Ayvalik on the Aegean

 We took a bus about four hours north to the city. It was mentioned in our guidebook as a stopping off point to some of the ruins, and as a Turkish tourist destination. First, Turkish buses are fun, they have stewards and they serve hot drinks and packaged cookies. In case you don’t remember, buses are less smooth than airplanes so it is quite the job pouring boiling hot water into little cups and passing them out to passengers.

We arrived late, so went straight to bed and woke up to an amazing breakfast served outside right next to the Aegean.  The hotel was literally on the water, so you could look down at the fishes while eating. And the breakfast was fabulous, my favorite on the trip, kind of a Greek style breakfast with cheese, olives, vegetables, pepper spread (ayvar), fry bread, jam, and butter. We had a big pot of Turkish tea to wash it down.

Sunset view of our breakfast nook.

Me feeding cheese to an aggressive but very cute kitten.

Also, at breakfast we had the kittens, some of which would climb up onto your lap to beg for leftovers. We got quite attached to our kittens after three days.

Once we started exploring, the town surprised us. By walking straight perpendicular to the seashore we encountered a warren of ancient narrow streets many filled with shops. We spent both days exploring. There were hundreds of coffee, shops, and restaurants, to the local tourists along with shop selling olive oil and food.

We all bought a few souvenirs, prices being dramatically lower than in other places we visited.

Narrow street with Aegean view.

A house in ruin. There were several of these, made me feel at home!

Cute kitten on chair.



Thursday, October 23, 2025

Ephesus, the artemision, Church of St. John

 The Temple of Artemis, sadly, is a ruinous pile of rubble. There was a feeble attempt to rebuild a column, but it looks like the workers were drinking raki as they worked.


The crooked column. Originally the temple had 127 columns. 

This is the entire very much neglected site.

This area is prone to earthquakes and religious vandalism, poor Artemis didn’t stand a chance.


Here is an image of Artemis, god of the hunt, the forest, the animals, and childbirth. Those are bull testicles.

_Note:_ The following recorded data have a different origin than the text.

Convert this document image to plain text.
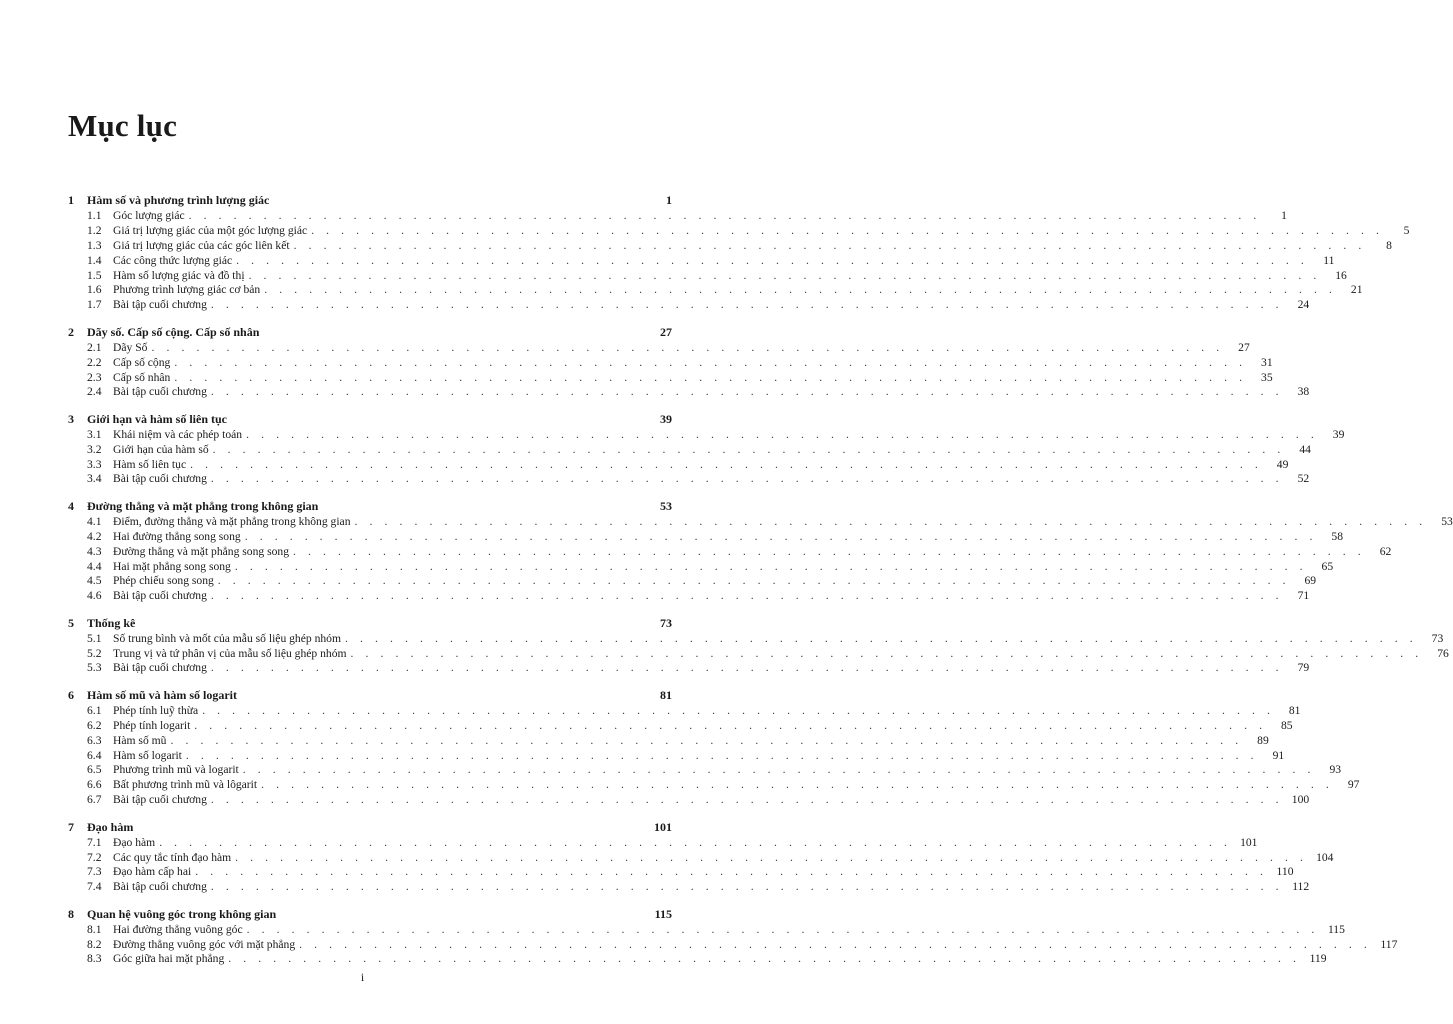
Mục lục
1	Hàm số và phương trình lượng giác	1
1.1 Góc lượng giác . . . . . . . . . . . . . . . . . . . . . . . . . . . . . . . . . . . . . . . . . . . . . . . . . . . . . . . . . . . . . . . . . . . . . . . .	1
1.2 Giá trị lượng giác của một góc lượng giác . . . . . . . . . . . . . . . . . . . . . . . . . . . . . . . . . . . . . . . . . . . . . . . . . . . . . . . . . . . . . . . . . . . . . . . .	5
1.3 Giá trị lượng giác của các góc liên kết . . . . . . . . . . . . . . . . . . . . . . . . . . . . . . . . . . . . . . . . . . . . . . . . . . . . . . . . . . . . . . . . . . . . . . . .	8
1.4 Các công thức lượng giác . . . . . . . . . . . . . . . . . . . . . . . . . . . . . . . . . . . . . . . . . . . . . . . . . . . . . . . . . . . . . . . . . . . . . . . .	11
1.5 Hàm số lượng giác và đồ thị . . . . . . . . . . . . . . . . . . . . . . . . . . . . . . . . . . . . . . . . . . . . . . . . . . . . . . . . . . . . . . . . . . . . . . . .	16
1.6 Phương trình lượng giác cơ bản . . . . . . . . . . . . . . . . . . . . . . . . . . . . . . . . . . . . . . . . . . . . . . . . . . . . . . . . . . . . . . . . . . . . . . . .	21
1.7 Bài tập cuối chương . . . . . . . . . . . . . . . . . . . . . . . . . . . . . . . . . . . . . . . . . . . . . . . . . . . . . . . . . . . . . . . . . . . . . . . .	24
2	Dãy số. Cấp số cộng. Cấp số nhân	27
2.1 Dãy Số . . . . . . . . . . . . . . . . . . . . . . . . . . . . . . . . . . . . . . . . . . . . . . . . . . . . . . . . . . . . . . . . . . . . . . . .	27
2.2 Cấp số cộng . . . . . . . . . . . . . . . . . . . . . . . . . . . . . . . . . . . . . . . . . . . . . . . . . . . . . . . . . . . . . . . . . . . . . . . .	31
2.3 Cấp số nhân . . . . . . . . . . . . . . . . . . . . . . . . . . . . . . . . . . . . . . . . . . . . . . . . . . . . . . . . . . . . . . . . . . . . . . . .	35
2.4 Bài tập cuối chương . . . . . . . . . . . . . . . . . . . . . . . . . . . . . . . . . . . . . . . . . . . . . . . . . . . . . . . . . . . . . . . . . . . . . . . .	38
3	Giới hạn và hàm số liên tục	39
3.1 Khái niệm và các phép toán . . . . . . . . . . . . . . . . . . . . . . . . . . . . . . . . . . . . . . . . . . . . . . . . . . . . . . . . . . . . . . . . . . . . . . . .	39
3.2 Giới hạn của hàm số . . . . . . . . . . . . . . . . . . . . . . . . . . . . . . . . . . . . . . . . . . . . . . . . . . . . . . . . . . . . . . . . . . . . . . . .	44
3.3 Hàm số liên tục . . . . . . . . . . . . . . . . . . . . . . . . . . . . . . . . . . . . . . . . . . . . . . . . . . . . . . . . . . . . . . . . . . . . . . . .	49
3.4 Bài tập cuối chương . . . . . . . . . . . . . . . . . . . . . . . . . . . . . . . . . . . . . . . . . . . . . . . . . . . . . . . . . . . . . . . . . . . . . . . .	52
4	Đường thẳng và mặt phẳng trong không gian	53
4.1 Điểm, đường thẳng và mặt phẳng trong không gian . . . . . . . . . . . . . . . . . . . . . . . . . . . . . . . . . . . . . . . . . . . . . . . . . . . . . . . . . . . . . . . . . . . . . . . .	53
4.2 Hai đường thẳng song song . . . . . . . . . . . . . . . . . . . . . . . . . . . . . . . . . . . . . . . . . . . . . . . . . . . . . . . . . . . . . . . . . . . . . . . .	58
4.3 Đường thẳng và mặt phẳng song song . . . . . . . . . . . . . . . . . . . . . . . . . . . . . . . . . . . . . . . . . . . . . . . . . . . . . . . . . . . . . . . . . . . . . . . .	62
4.4 Hai mặt phẳng song song . . . . . . . . . . . . . . . . . . . . . . . . . . . . . . . . . . . . . . . . . . . . . . . . . . . . . . . . . . . . . . . . . . . . . . . .	65
4.5 Phép chiếu song song . . . . . . . . . . . . . . . . . . . . . . . . . . . . . . . . . . . . . . . . . . . . . . . . . . . . . . . . . . . . . . . . . . . . . . . .	69
4.6 Bài tập cuối chương . . . . . . . . . . . . . . . . . . . . . . . . . . . . . . . . . . . . . . . . . . . . . . . . . . . . . . . . . . . . . . . . . . . . . . . .	71
5	Thống kê	73
5.1 Số trung bình và mốt của mẫu số liệu ghép nhóm . . . . . . . . . . . . . . . . . . . . . . . . . . . . . . . . . . . . . . . . . . . . . . . . . . . . . . . . . . . . . . . . . . . . . . . .	73
5.2 Trung vị và tứ phân vị của mẫu số liệu ghép nhóm . . . . . . . . . . . . . . . . . . . . . . . . . . . . . . . . . . . . . . . . . . . . . . . . . . . . . . . . . . . . . . . . . . . . . . . .	76
5.3 Bài tập cuối chương . . . . . . . . . . . . . . . . . . . . . . . . . . . . . . . . . . . . . . . . . . . . . . . . . . . . . . . . . . . . . . . . . . . . . . . .	79
6	Hàm số mũ và hàm số logarit	81
6.1 Phép tính luỹ thừa . . . . . . . . . . . . . . . . . . . . . . . . . . . . . . . . . . . . . . . . . . . . . . . . . . . . . . . . . . . . . . . . . . . . . . . .	81
6.2 Phép tính logarit . . . . . . . . . . . . . . . . . . . . . . . . . . . . . . . . . . . . . . . . . . . . . . . . . . . . . . . . . . . . . . . . . . . . . . . .	85
6.3 Hàm số mũ . . . . . . . . . . . . . . . . . . . . . . . . . . . . . . . . . . . . . . . . . . . . . . . . . . . . . . . . . . . . . . . . . . . . . . . .	89
6.4 Hàm số logarit . . . . . . . . . . . . . . . . . . . . . . . . . . . . . . . . . . . . . . . . . . . . . . . . . . . . . . . . . . . . . . . . . . . . . . . .	91
6.5 Phương trình mũ và logarit . . . . . . . . . . . . . . . . . . . . . . . . . . . . . . . . . . . . . . . . . . . . . . . . . . . . . . . . . . . . . . . . . . . . . . . .	93
6.6 Bất phương trình mũ và lôgarit . . . . . . . . . . . . . . . . . . . . . . . . . . . . . . . . . . . . . . . . . . . . . . . . . . . . . . . . . . . . . . . . . . . . . . . .	97
6.7 Bài tập cuối chương . . . . . . . . . . . . . . . . . . . . . . . . . . . . . . . . . . . . . . . . . . . . . . . . . . . . . . . . . . . . . . . . . . . . . . . . 100
7	Đạo hàm	101
7.1 Đạo hàm . . . . . . . . . . . . . . . . . . . . . . . . . . . . . . . . . . . . . . . . . . . . . . . . . . . . . . . . . . . . . . . . . . . . . . . . 101
7.2 Các quy tắc tính đạo hàm . . . . . . . . . . . . . . . . . . . . . . . . . . . . . . . . . . . . . . . . . . . . . . . . . . . . . . . . . . . . . . . . . . . . . . . . 104
7.3 Đạo hàm cấp hai . . . . . . . . . . . . . . . . . . . . . . . . . . . . . . . . . . . . . . . . . . . . . . . . . . . . . . . . . . . . . . . . . . . . . . . . 110
7.4 Bài tập cuối chương . . . . . . . . . . . . . . . . . . . . . . . . . . . . . . . . . . . . . . . . . . . . . . . . . . . . . . . . . . . . . . . . . . . . . . . . 112
8	Quan hệ vuông góc trong không gian	115
8.1 Hai đường thẳng vuông góc . . . . . . . . . . . . . . . . . . . . . . . . . . . . . . . . . . . . . . . . . . . . . . . . . . . . . . . . . . . . . . . . . . . . . . . . 115
8.2 Đường thẳng vuông góc với mặt phẳng . . . . . . . . . . . . . . . . . . . . . . . . . . . . . . . . . . . . . . . . . . . . . . . . . . . . . . . . . . . . . . . . . . . . . . . . 117
8.3 Góc giữa hai mặt phẳng . . . . . . . . . . . . . . . . . . . . . . . . . . . . . . . . . . . . . . . . . . . . . . . . . . . . . . . . . . . . . . . . . . . . . . . . 119
i
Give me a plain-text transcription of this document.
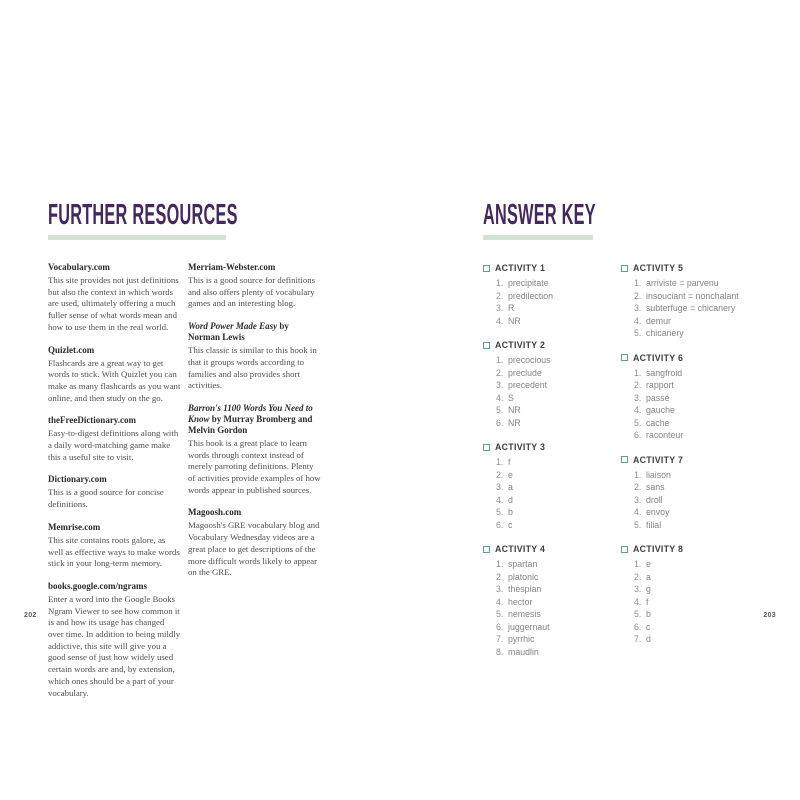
FURTHER RESOURCES
Vocabulary.com
This site provides not just definitions but also the context in which words are used, ultimately offering a much fuller sense of what words mean and how to use them in the real world.
Quizlet.com
Flashcards are a great way to get words to stick. With Quizlet you can make as many flashcards as you want online, and then study on the go.
theFreeDictionary.com
Easy-to-digest definitions along with a daily word-matching game make this a useful site to visit.
Dictionary.com
This is a good source for concise definitions.
Memrise.com
This site contains roots galore, as well as effective ways to make words stick in your long-term memory.
books.google.com/ngrams
Enter a word into the Google Books Ngram Viewer to see how common it is and how its usage has changed over time. In addition to being mildly addictive, this site will give you a good sense of just how widely used certain words are and, by extension, which ones should be a part of your vocabulary.
Merriam-Webster.com
This is a good source for definitions and also offers plenty of vocabulary games and an interesting blog.
Word Power Made Easy by Norman Lewis
This classic is similar to this book in that it groups words according to families and also provides short activities.
Barron's 1100 Words You Need to Know by Murray Bromberg and Melvin Gordon
This book is a great place to learn words through context instead of merely parroting definitions. Plenty of activities provide examples of how words appear in published sources.
Magoosh.com
Magoosh's GRE vocabulary blog and Vocabulary Wednesday videos are a great place to get descriptions of the more difficult words likely to appear on the GRE.
202
ANSWER KEY
ACTIVITY 1
1. precipitate
2. predilection
3. R
4. NR
ACTIVITY 2
1. precocious
2. preclude
3. precedent
4. S
5. NR
6. NR
ACTIVITY 3
1. f
2. e
3. a
4. d
5. b
6. c
ACTIVITY 4
1. spartan
2. platonic
3. thespian
4. hector
5. nemesis
6. juggernaut
7. pyrrhic
8. maudlin
ACTIVITY 5
1. arriviste = parvenu
2. insouciant = nonchalant
3. subterfuge = chicanery
4. demur
5. chicanery
ACTIVITY 6
1. sangfroid
2. rapport
3. passé
4. gauche
5. cache
6. raconteur
ACTIVITY 7
1. liaison
2. sans
3. droll
4. envoy
5. filial
ACTIVITY 8
1. e
2. a
3. g
4. f
5. b
6. c
7. d
203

The ruins of Ephesus were incredible, truly deserving a place in the Seven Wonders of the Ancient World. The site is immense, with hundreds of objects worthy of inspection. It is unclear how much restoration is happening currently, but there are acres of marble pieces waiting to be pieced together.

Sun peeking through ruin.



A tile mosaic from inside what appeared to be a wealthy Roman housing complex.

Another room from the showing complex.


A set of columns. Note the rubble all around.

This is the famous library.

The archaeological museum is also quite wondrous, showing many artifacts retrieved from the site. 


Okay if you look carefully, there’s a garden gnome in the freize.

Socrates.


This sculpture seemed out of place, unclear its background.



So St. John, we think the apostle and friend to Mary (Jesus’ mom) is buried at the site of St. John’s Basilica. It was built in the 6th century by Justinian (Ayasofia, etc.) and it is huge. I was truly shocked at the immensity of the ruins. It is said that much of it was built using rubble from the temple of Artemis.


A view of the church innards. It seems to be designed in the shape of a cross and has an atrium that resembles a cloister. 

Capitols (sp) in waiting…


A workman?


A bit of floor mosaic. The workmanship is less than what we saw at Ephesus…

There is also a castle up the hill from the Basilica, not so exciting, but probably welcome during an invasion.